02/04/2026
🔵 Aujourd’hui : parler des extrêmes du spectre
Je voudrais évoquer deux réalités souvent opposées, mais qui, au bout du chemin, se retrouvent parfois dans la même invisibilité.
🟦 1. Les profils dits “sévères”… mais dont la sévérité ne suffit même plus à décrire la réalité
Certaines personnes autistes vivent avec des comorbidités si lourdes que le mot “sévère” devient presque trop léger.
Leur quotidien dépasse les catégories habituelles :
🔹 ils ne rentrent dans aucune case,
🔹 leurs besoins sont souvent fuis par les dispositifs d’aide,
🔹 et leur forme d’autisme est perçue comme “plus sévère que sévère”.
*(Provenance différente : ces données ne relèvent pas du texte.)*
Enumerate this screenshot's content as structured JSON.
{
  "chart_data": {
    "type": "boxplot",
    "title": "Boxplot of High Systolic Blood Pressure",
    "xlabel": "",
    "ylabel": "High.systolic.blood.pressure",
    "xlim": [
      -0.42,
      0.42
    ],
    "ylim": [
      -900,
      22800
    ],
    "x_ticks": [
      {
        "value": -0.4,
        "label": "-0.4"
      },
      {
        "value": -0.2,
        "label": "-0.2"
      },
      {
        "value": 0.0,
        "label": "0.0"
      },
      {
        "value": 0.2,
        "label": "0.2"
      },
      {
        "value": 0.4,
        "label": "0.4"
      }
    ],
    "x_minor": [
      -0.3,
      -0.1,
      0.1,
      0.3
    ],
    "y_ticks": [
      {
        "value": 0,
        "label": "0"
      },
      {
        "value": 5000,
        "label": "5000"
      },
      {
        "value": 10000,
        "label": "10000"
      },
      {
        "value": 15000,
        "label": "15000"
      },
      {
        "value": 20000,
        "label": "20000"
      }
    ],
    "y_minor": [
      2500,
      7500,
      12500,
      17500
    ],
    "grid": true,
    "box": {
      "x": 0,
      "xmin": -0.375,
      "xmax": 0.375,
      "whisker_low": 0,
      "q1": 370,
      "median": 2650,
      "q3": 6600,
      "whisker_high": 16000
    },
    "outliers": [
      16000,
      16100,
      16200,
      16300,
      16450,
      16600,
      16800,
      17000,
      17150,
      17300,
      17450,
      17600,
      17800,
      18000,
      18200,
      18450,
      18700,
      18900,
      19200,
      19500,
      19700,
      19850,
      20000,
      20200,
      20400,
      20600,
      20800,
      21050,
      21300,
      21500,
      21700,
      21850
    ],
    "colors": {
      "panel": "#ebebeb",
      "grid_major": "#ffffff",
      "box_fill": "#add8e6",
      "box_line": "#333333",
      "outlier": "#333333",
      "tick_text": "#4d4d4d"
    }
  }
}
Ce sont des vies qui demandent un soutien massif, constant, et pourtant trop souvent oubliées
🟦 2. À l’autre extrémité : les profils sans D.I., dits “Asperger”, ou d’autres profils similaires, parfois appelés “autisme sans déficience”
Ceux-là sont figés dans une image fausse :
👉 “Ils s’en sortent, ils parlent, ils vivent seuls, ils ont une certaine autonomie… donc ils n’ont pas besoin d’aide.”
Et souvent, on les confond avec d’autres personnes qui n’ont pas les mêmes comorbidités ou pathologies associées.
Mais la réalité, c’est que tous ne sont pas dans la réussite, loin de là.
Parce qu’on leur colle l’étiquette d’autisme léger, ils passent à côté de nombreux soutiens essentiels.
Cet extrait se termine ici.